Grâce aux enseignements de la Science Chrétienne, fondés entièrement sur ceux de la Bible, en particulier sur ceux du Christ Jésus, nous avons l'assurance que l'homme est spirituel. Dans ce cas, il n'est en rien mêlé aux implications du rêve matériel, qui apparemment se poursuit de siècle en siècle comme pour tisser une toile de mensonges destinée à masquer la vraie création. Ainsi l'homme véritable est indépendant du temps qui passe. Puisqu'il est formé à la ressemblance de Dieu, son identité toujours parfaite n'a point à subir quelque loi de progrès pour atteindre à la perfection finale. L'instant d'un clin d'œil suffit pour entrevoir la splendeur de sa nature, alliée à Dieu comme la lumière du jour l'est au soleil. Une révélation de ce genre n'est pas la prérogative du mérite intellectuel. Tous peuvent en être illuminés quand leur conscience purifiée les rend sensibles à l'Amour divin.
Dans Science et Santé, Mrs. Eddy donne cette définition du terme « année » (pp. 598, 599):
« Une mesure solaire du temps; mortalité; temps nécessaire pour la repentance.
« “Devant le Seigneur un jour est comme mille ans.” (II Pierre iii. 8.)

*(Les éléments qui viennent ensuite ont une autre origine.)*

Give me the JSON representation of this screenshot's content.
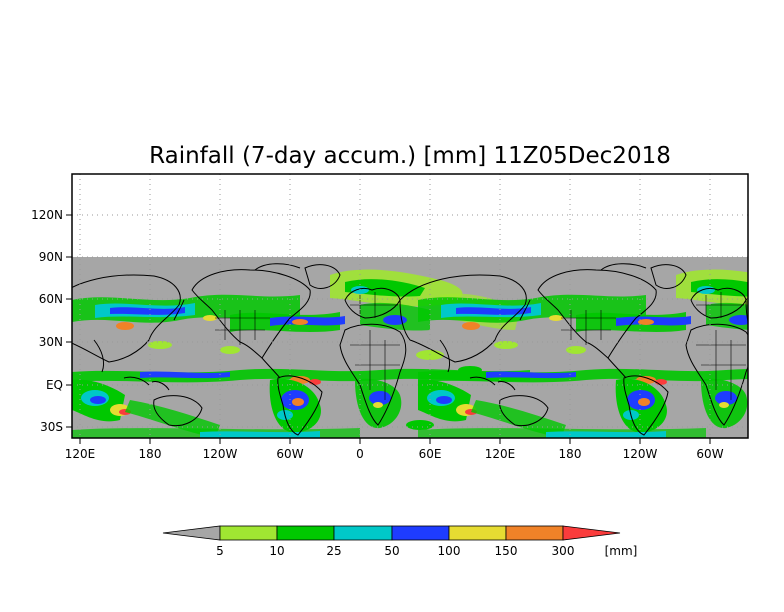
{
  "title": "Rainfall (7-day accum.) [mm] 11Z05Dec2018",
  "y_ticks": [
    "120N",
    "90N",
    "60N",
    "30N",
    "EQ",
    "30S"
  ],
  "x_ticks": [
    "120E",
    "180",
    "120W",
    "60W",
    "0",
    "60E",
    "120E",
    "180",
    "120W",
    "60W"
  ],
  "legend": {
    "ticks": [
      "5",
      "10",
      "25",
      "50",
      "100",
      "150",
      "300"
    ],
    "unit": "[mm]",
    "colors": {
      "below": "#a6a6a6",
      "c1": "#a0e632",
      "c2": "#00c800",
      "c3": "#00c8c8",
      "c4": "#1e3cff",
      "c5": "#e6dc32",
      "c6": "#f08228",
      "above": "#fa3c3c"
    }
  },
  "colors": {
    "ocean_dry": "#a6a6a6",
    "land_outline": "#000000",
    "grid": "#999999"
  }
}
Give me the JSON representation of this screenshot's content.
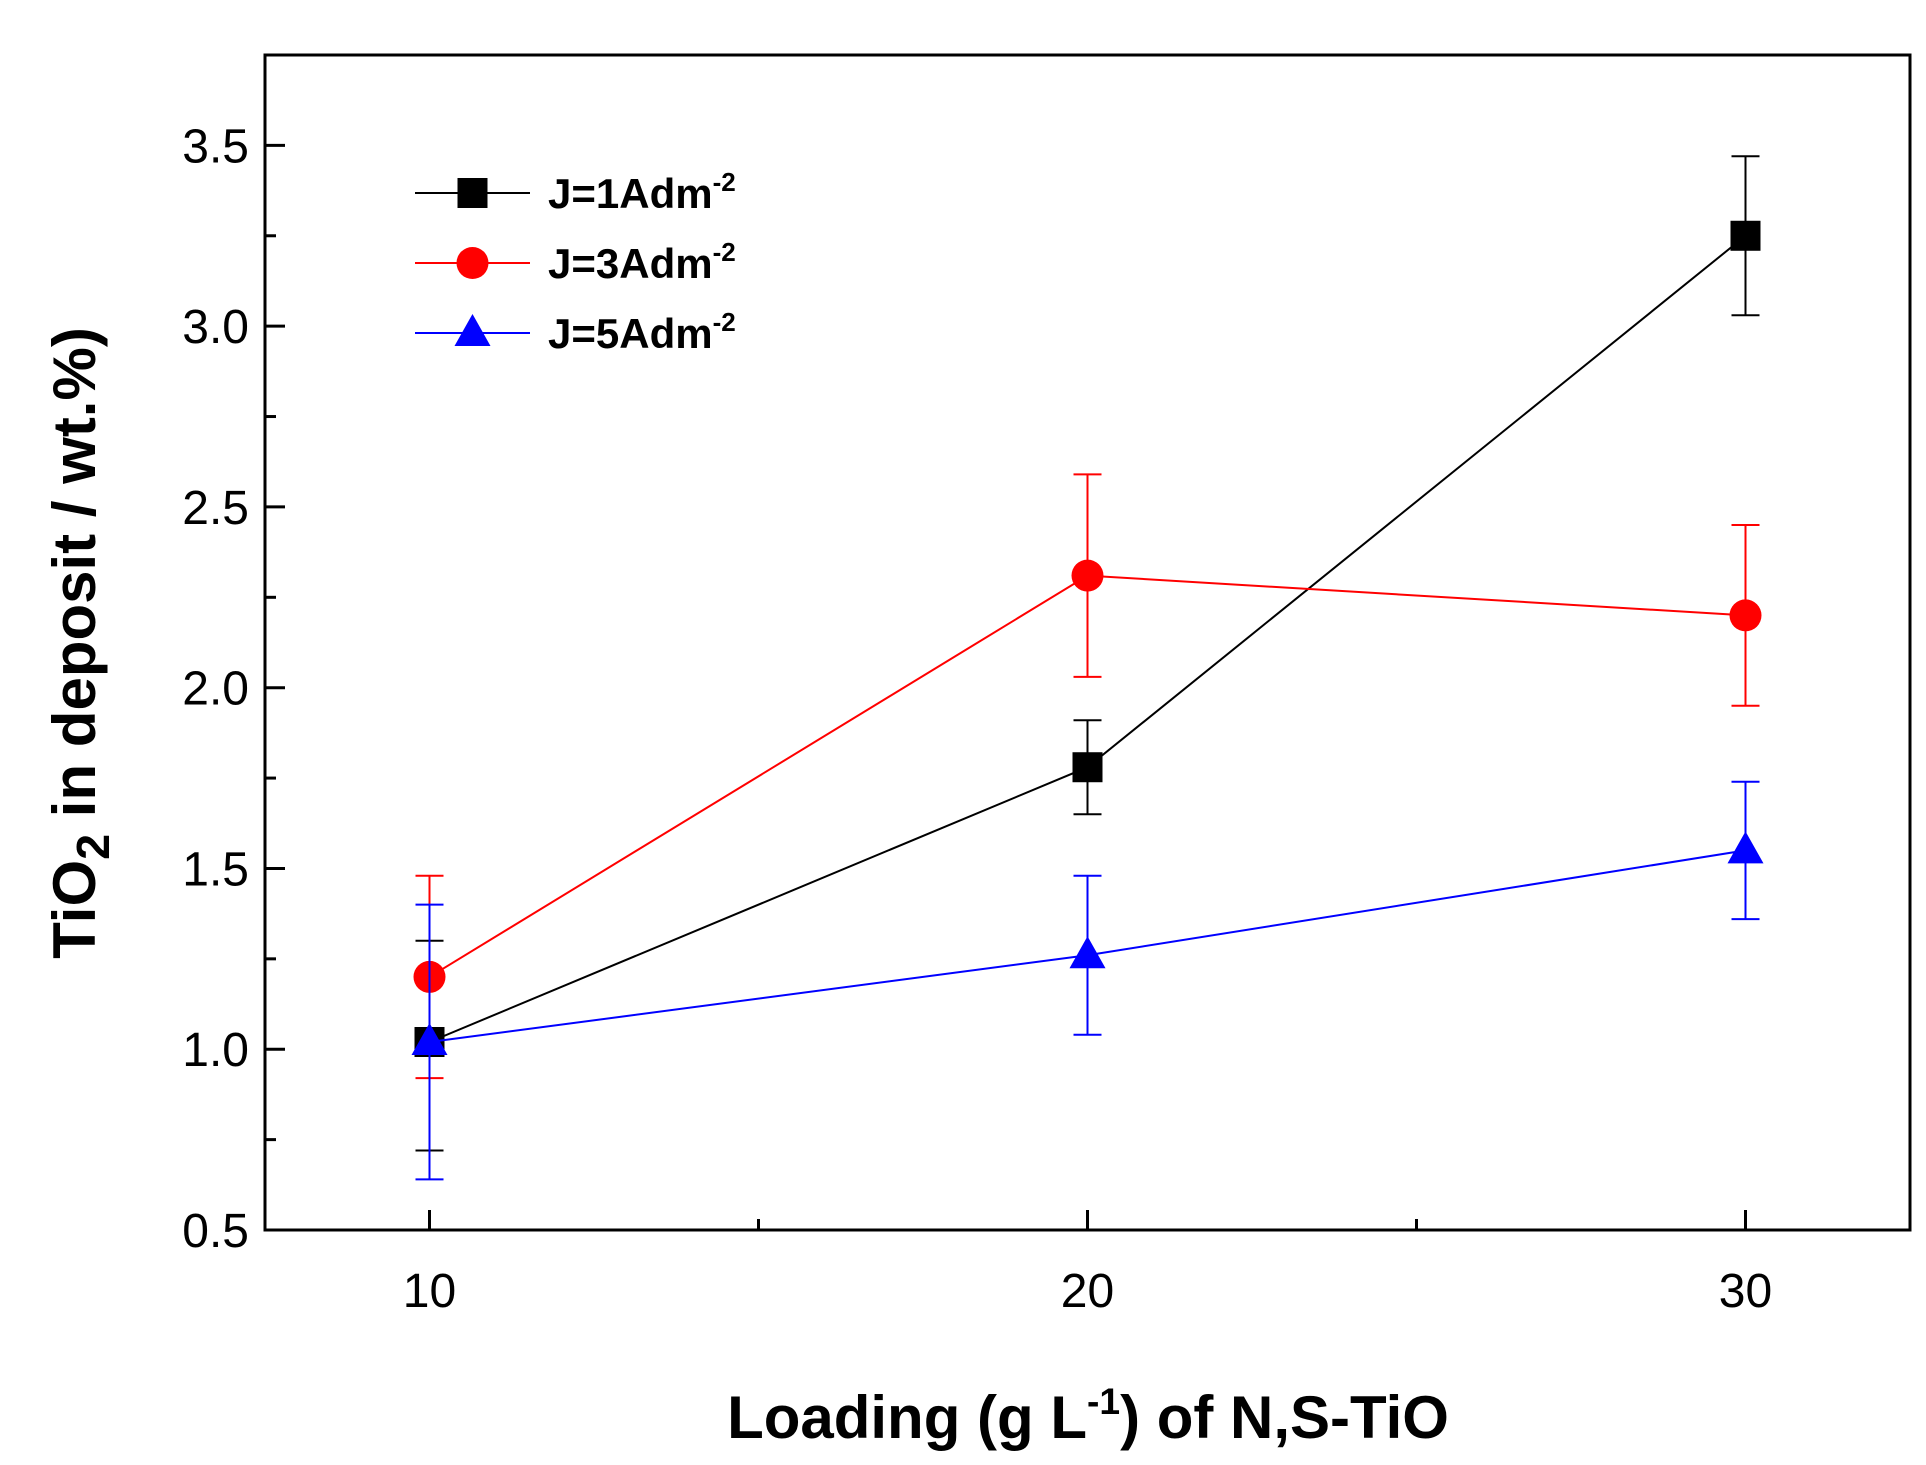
{
  "chart_data": {
    "type": "line",
    "title": "",
    "xlabel": {
      "pre": "Loading (g L",
      "sup": "-1",
      "post": ") of N,S-TiO"
    },
    "ylabel": {
      "pre": "TiO",
      "sub": "2",
      "post": " in deposit / wt.%)"
    },
    "x": [
      10,
      20,
      30
    ],
    "xlim": [
      7.5,
      32.5
    ],
    "ylim": [
      0.5,
      3.75
    ],
    "x_ticks": [
      10,
      20,
      30
    ],
    "x_tick_labels": [
      "10",
      "20",
      "30"
    ],
    "y_ticks": [
      0.5,
      1.0,
      1.5,
      2.0,
      2.5,
      3.0,
      3.5
    ],
    "y_tick_labels": [
      "0.5",
      "1.0",
      "1.5",
      "2.0",
      "2.5",
      "3.0",
      "3.5"
    ],
    "legend_position": "top-left",
    "series": [
      {
        "name": "J=1Adm",
        "name_sup": "-2",
        "color": "#000000",
        "marker": "square",
        "values": [
          1.02,
          1.78,
          3.25
        ],
        "err_low": [
          0.72,
          1.65,
          3.03
        ],
        "err_high": [
          1.3,
          1.91,
          3.47
        ]
      },
      {
        "name": "J=3Adm",
        "name_sup": "-2",
        "color": "#ff0000",
        "marker": "circle",
        "values": [
          1.2,
          2.31,
          2.2
        ],
        "err_low": [
          0.92,
          2.03,
          1.95
        ],
        "err_high": [
          1.48,
          2.59,
          2.45
        ]
      },
      {
        "name": "J=5Adm",
        "name_sup": "-2",
        "color": "#0000ff",
        "marker": "triangle",
        "values": [
          1.02,
          1.26,
          1.55
        ],
        "err_low": [
          0.64,
          1.04,
          1.36
        ],
        "err_high": [
          1.4,
          1.48,
          1.74
        ]
      }
    ]
  }
}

« Un instant de conscience divine, la compréhension spirituelle de la Vie et de l'Amour, est un avant-goût de l'éternité. Cette vue élevée, obtenue et retenue lorsque la Science de l'être est comprise, franchirait, grâce au discernement spirituel de la vie, l'intervalle de la mort, et l'homme serait dans la pleine conscience de son immortalité et de son harmonie éternelle, où le péché, la maladie et la mort sont inconnus. Le temps est une pensée mortelle, dont le diviseur est l'année solaire. C'est par l'éternité que Dieu mesure les années que l'Ame remplit. »

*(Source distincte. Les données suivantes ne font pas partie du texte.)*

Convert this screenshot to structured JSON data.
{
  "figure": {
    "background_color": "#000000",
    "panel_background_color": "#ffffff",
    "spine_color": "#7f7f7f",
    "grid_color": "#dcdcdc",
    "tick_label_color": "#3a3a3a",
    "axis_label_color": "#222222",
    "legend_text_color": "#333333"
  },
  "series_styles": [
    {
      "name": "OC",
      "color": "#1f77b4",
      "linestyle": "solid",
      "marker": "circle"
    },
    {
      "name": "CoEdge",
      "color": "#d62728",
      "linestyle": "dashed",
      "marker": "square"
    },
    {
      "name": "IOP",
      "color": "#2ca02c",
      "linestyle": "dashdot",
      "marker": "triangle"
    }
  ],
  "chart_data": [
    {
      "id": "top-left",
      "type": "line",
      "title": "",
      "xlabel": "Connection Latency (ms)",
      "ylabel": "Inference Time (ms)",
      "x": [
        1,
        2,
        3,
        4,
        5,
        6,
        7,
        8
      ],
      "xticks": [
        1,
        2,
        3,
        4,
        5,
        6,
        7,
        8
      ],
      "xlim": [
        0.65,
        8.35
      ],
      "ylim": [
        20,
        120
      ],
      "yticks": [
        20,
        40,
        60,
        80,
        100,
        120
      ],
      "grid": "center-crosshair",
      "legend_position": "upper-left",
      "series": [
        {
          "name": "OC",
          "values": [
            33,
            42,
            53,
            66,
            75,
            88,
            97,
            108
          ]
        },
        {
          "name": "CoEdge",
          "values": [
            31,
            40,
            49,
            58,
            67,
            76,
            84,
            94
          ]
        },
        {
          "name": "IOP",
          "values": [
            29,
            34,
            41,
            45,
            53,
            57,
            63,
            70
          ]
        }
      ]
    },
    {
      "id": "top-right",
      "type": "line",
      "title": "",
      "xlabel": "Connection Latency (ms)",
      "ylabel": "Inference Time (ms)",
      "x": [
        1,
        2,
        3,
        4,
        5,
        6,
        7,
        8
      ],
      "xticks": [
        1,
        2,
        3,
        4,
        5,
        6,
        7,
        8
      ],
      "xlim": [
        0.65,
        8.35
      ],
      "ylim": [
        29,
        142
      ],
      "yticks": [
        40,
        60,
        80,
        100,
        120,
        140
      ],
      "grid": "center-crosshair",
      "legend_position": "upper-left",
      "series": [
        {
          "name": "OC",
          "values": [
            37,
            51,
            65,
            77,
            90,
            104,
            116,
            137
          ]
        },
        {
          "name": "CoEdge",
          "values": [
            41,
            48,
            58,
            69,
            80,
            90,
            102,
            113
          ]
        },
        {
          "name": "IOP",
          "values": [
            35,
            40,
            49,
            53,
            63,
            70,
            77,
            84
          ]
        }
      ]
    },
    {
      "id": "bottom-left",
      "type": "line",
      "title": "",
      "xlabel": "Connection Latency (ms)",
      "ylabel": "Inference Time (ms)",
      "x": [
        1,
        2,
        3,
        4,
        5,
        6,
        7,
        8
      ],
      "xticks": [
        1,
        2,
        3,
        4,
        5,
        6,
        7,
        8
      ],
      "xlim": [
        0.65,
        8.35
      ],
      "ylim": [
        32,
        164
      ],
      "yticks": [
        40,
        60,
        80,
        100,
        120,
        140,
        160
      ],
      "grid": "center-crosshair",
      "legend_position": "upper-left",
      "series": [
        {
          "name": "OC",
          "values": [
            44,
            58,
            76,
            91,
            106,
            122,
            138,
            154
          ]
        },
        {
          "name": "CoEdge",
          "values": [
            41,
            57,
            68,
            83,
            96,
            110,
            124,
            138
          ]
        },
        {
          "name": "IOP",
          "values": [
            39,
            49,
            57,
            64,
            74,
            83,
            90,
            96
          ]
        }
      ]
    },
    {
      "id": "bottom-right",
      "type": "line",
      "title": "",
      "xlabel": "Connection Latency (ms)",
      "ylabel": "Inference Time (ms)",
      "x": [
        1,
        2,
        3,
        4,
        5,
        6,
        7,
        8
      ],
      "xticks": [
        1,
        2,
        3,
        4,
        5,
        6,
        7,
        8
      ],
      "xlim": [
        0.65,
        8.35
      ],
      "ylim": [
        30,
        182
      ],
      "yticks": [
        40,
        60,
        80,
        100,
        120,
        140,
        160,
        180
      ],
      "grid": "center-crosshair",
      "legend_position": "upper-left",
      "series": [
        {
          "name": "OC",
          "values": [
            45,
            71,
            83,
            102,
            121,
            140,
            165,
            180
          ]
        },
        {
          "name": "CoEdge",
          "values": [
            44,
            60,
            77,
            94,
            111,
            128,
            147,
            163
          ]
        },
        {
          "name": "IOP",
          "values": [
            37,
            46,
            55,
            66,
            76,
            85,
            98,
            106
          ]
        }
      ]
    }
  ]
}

Étant formé à la ressemblance de Dieu, l'homme possède une identité immuable comme l'éternité même; il ne peut donc être associé aux maladies ou à quoi que ce soit d'inharmonieux, d'imparfait. Les guérisons rapides en Science Chrétienne nous font entrevoir la nature merveilleuse de l'homme réel; elles montrent qu'il est supérieur au temps, étranger aux limitations matérielles, aux formes, aux apparences de n'importe quel genre. Reconnaître sincèrement, avec persévérance, ces faits de l'existence spirituelle, produit chez les hommes une santé meilleure, un bien-être et un bonheur accrus, ici même et dès maintenant.

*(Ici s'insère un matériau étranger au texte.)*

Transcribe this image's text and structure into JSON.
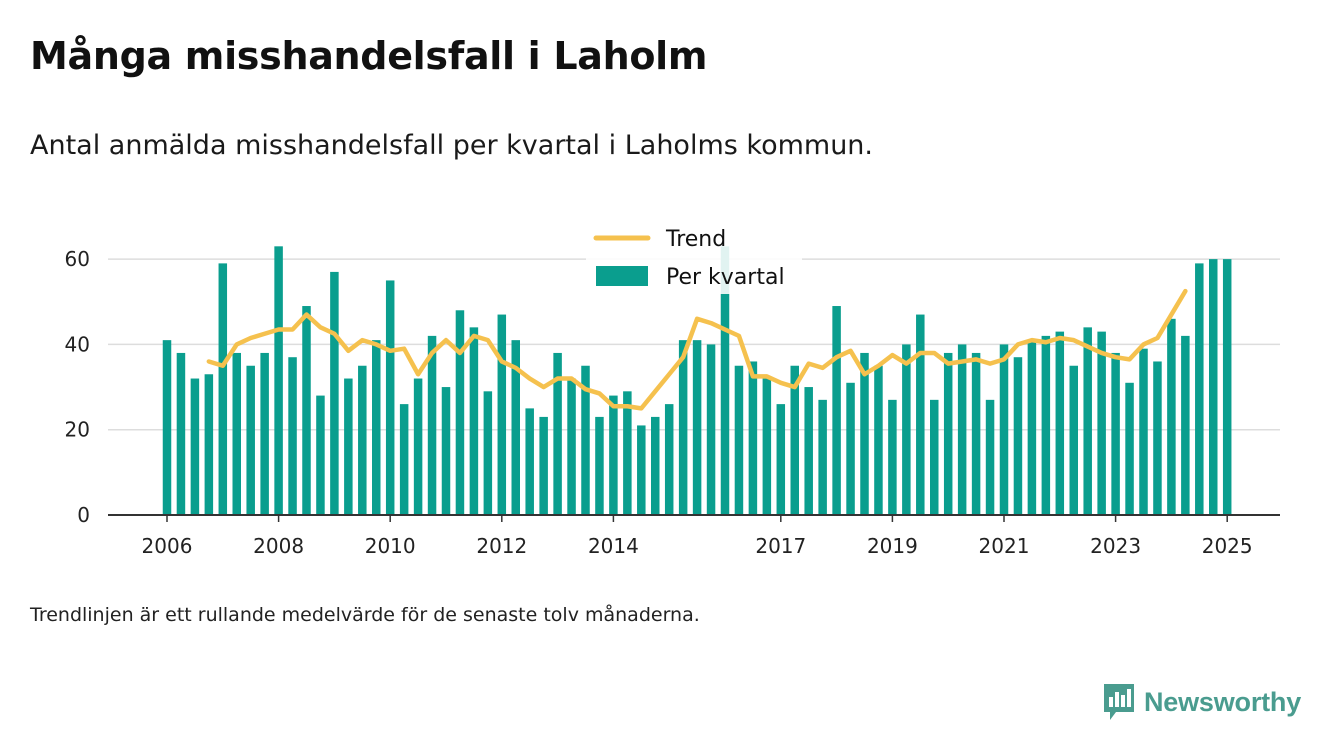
{
  "title": "Många misshandelsfall i Laholm",
  "subtitle": "Antal anmälda misshandelsfall per kvartal i Laholms kommun.",
  "footnote": "Trendlinjen är ett rullande medelvärde för de senaste tolv månaderna.",
  "brand": "Newsworthy",
  "colors": {
    "bars": "#0a9e8e",
    "trend": "#f5c14e",
    "grid": "#dddddd",
    "axis": "#333333",
    "brand": "#4a9c8f"
  },
  "chart_data": {
    "type": "bar",
    "x": [
      "2006-Q1",
      "2006-Q2",
      "2006-Q3",
      "2006-Q4",
      "2007-Q1",
      "2007-Q2",
      "2007-Q3",
      "2007-Q4",
      "2008-Q1",
      "2008-Q2",
      "2008-Q3",
      "2008-Q4",
      "2009-Q1",
      "2009-Q2",
      "2009-Q3",
      "2009-Q4",
      "2010-Q1",
      "2010-Q2",
      "2010-Q3",
      "2010-Q4",
      "2011-Q1",
      "2011-Q2",
      "2011-Q3",
      "2011-Q4",
      "2012-Q1",
      "2012-Q2",
      "2012-Q3",
      "2012-Q4",
      "2013-Q1",
      "2013-Q2",
      "2013-Q3",
      "2013-Q4",
      "2014-Q1",
      "2014-Q2",
      "2014-Q3",
      "2014-Q4",
      "2015-Q1",
      "2015-Q2",
      "2015-Q3",
      "2015-Q4",
      "2016-Q1",
      "2016-Q2",
      "2016-Q3",
      "2016-Q4",
      "2017-Q1",
      "2017-Q2",
      "2017-Q3",
      "2017-Q4",
      "2018-Q1",
      "2018-Q2",
      "2018-Q3",
      "2018-Q4",
      "2019-Q1",
      "2019-Q2",
      "2019-Q3",
      "2019-Q4",
      "2020-Q1",
      "2020-Q2",
      "2020-Q3",
      "2020-Q4",
      "2021-Q1",
      "2021-Q2",
      "2021-Q3",
      "2021-Q4",
      "2022-Q1",
      "2022-Q2",
      "2022-Q3",
      "2022-Q4",
      "2023-Q1",
      "2023-Q2",
      "2023-Q3",
      "2023-Q4",
      "2024-Q1",
      "2024-Q2",
      "2024-Q3",
      "2024-Q4",
      "2025-Q1"
    ],
    "series": [
      {
        "name": "Per kvartal",
        "kind": "bar",
        "values": [
          41,
          38,
          32,
          33,
          59,
          38,
          35,
          38,
          63,
          37,
          49,
          28,
          57,
          32,
          35,
          41,
          55,
          26,
          32,
          42,
          30,
          48,
          44,
          29,
          47,
          41,
          25,
          23,
          38,
          32,
          35,
          23,
          28,
          29,
          21,
          23,
          26,
          41,
          41,
          40,
          63,
          35,
          36,
          32,
          26,
          35,
          30,
          27,
          49,
          31,
          38,
          35,
          27,
          40,
          47,
          27,
          38,
          40,
          38,
          27,
          40,
          37,
          41,
          42,
          43,
          35,
          44,
          43,
          38,
          31,
          39,
          36,
          46,
          42,
          59,
          60,
          60
        ]
      },
      {
        "name": "Trend",
        "kind": "line",
        "values": [
          null,
          null,
          null,
          36,
          35,
          40,
          41.5,
          42.5,
          43.5,
          43.5,
          47,
          44,
          42.5,
          38.5,
          41,
          40,
          38.5,
          39,
          33,
          38,
          41,
          38,
          42,
          41,
          36,
          34.5,
          32,
          30,
          32,
          32,
          29.5,
          28.5,
          25.5,
          25.5,
          25,
          29,
          33,
          37,
          46,
          45,
          43.5,
          42,
          32.5,
          32.5,
          31,
          30,
          35.5,
          34.5,
          37,
          38.5,
          33,
          35,
          37.5,
          35.5,
          38,
          38,
          35.5,
          36,
          36.5,
          35.5,
          36.5,
          40,
          41,
          40.5,
          41.5,
          41,
          39.5,
          38,
          37,
          36.5,
          40,
          41.5,
          47,
          52.5,
          null,
          null,
          null
        ]
      }
    ],
    "xticks": [
      "2006",
      "2008",
      "2010",
      "2012",
      "2014",
      "2017",
      "2019",
      "2021",
      "2023",
      "2025"
    ],
    "yticks": [
      "0",
      "20",
      "40",
      "60"
    ],
    "ylim": [
      0,
      68
    ],
    "grid": "horizontal",
    "legend_placement": "top-center"
  }
}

Depuis plusieurs jours, l'auteur du présent article avait souffert par intermittence de douleurs aux poignets. N'en étant pas trop incommodé, il ne consacra pas au travail métaphysique et à la prière le temps qu'il fallait pour combattre cet ennui. Néanmoins, alors qu'il s'occupait d'un travail de rédaction, les douleurs reparurent; non seulement elles paraissaient tenaces, mais elles semblaient empirer et s'étendre aux diverses parties des mains et des doigts. Bientôt il vit la nécessité de faire face à l'erreur, et sa pensée se tourna vers la vérité de l'être. Alors sa compréhension s'ouvrit à une idée dont l'éclatante simplicité l'éblouit en quelque sorte. C'était une perception du moment présent, considéré en soi. Toute la gloire de l'homme était là comme la réflexion même de Dieu, d'éternité en éternité. Quoique n'ayant duré qu'une fraction de seconde, la vision n'en eut pas moins pour résultat la disparition des douleurs rhumatismales.
Apprenons donc à apprécier d'une manière positive les occasions qui s'offrent à nous, même dans les plus brefs instants. Ils peuvent nous porter jusqu'aux hauteurs de la conscience du Christ, sans pour cela nuire à l'accomplissement de nos tâches quotidiennes légitimes. Si nous désirons que notre concept de ce que signifie « maintenant » nous devienne plus cher et soit mieux capable de porter des fruits pour le bien de l'humanité, inspironsnous de cette belle affirmation scripturaire (I Jean 3:2): « Bien-aimés, dès à présent nous sommes enfants de Dieu, et ce que nous serons n'a pas encore été manifesté. Nous savons que lorsqu'il paraîtra, nous lui serons semblables, parce que nous le verrons tel qu'il est. » En conséquence, hâtons-nous de réaliser que rien ne nous empêche d'être sûrs que nous sommes aujourd'hui même dans le paradis de l'Esprit.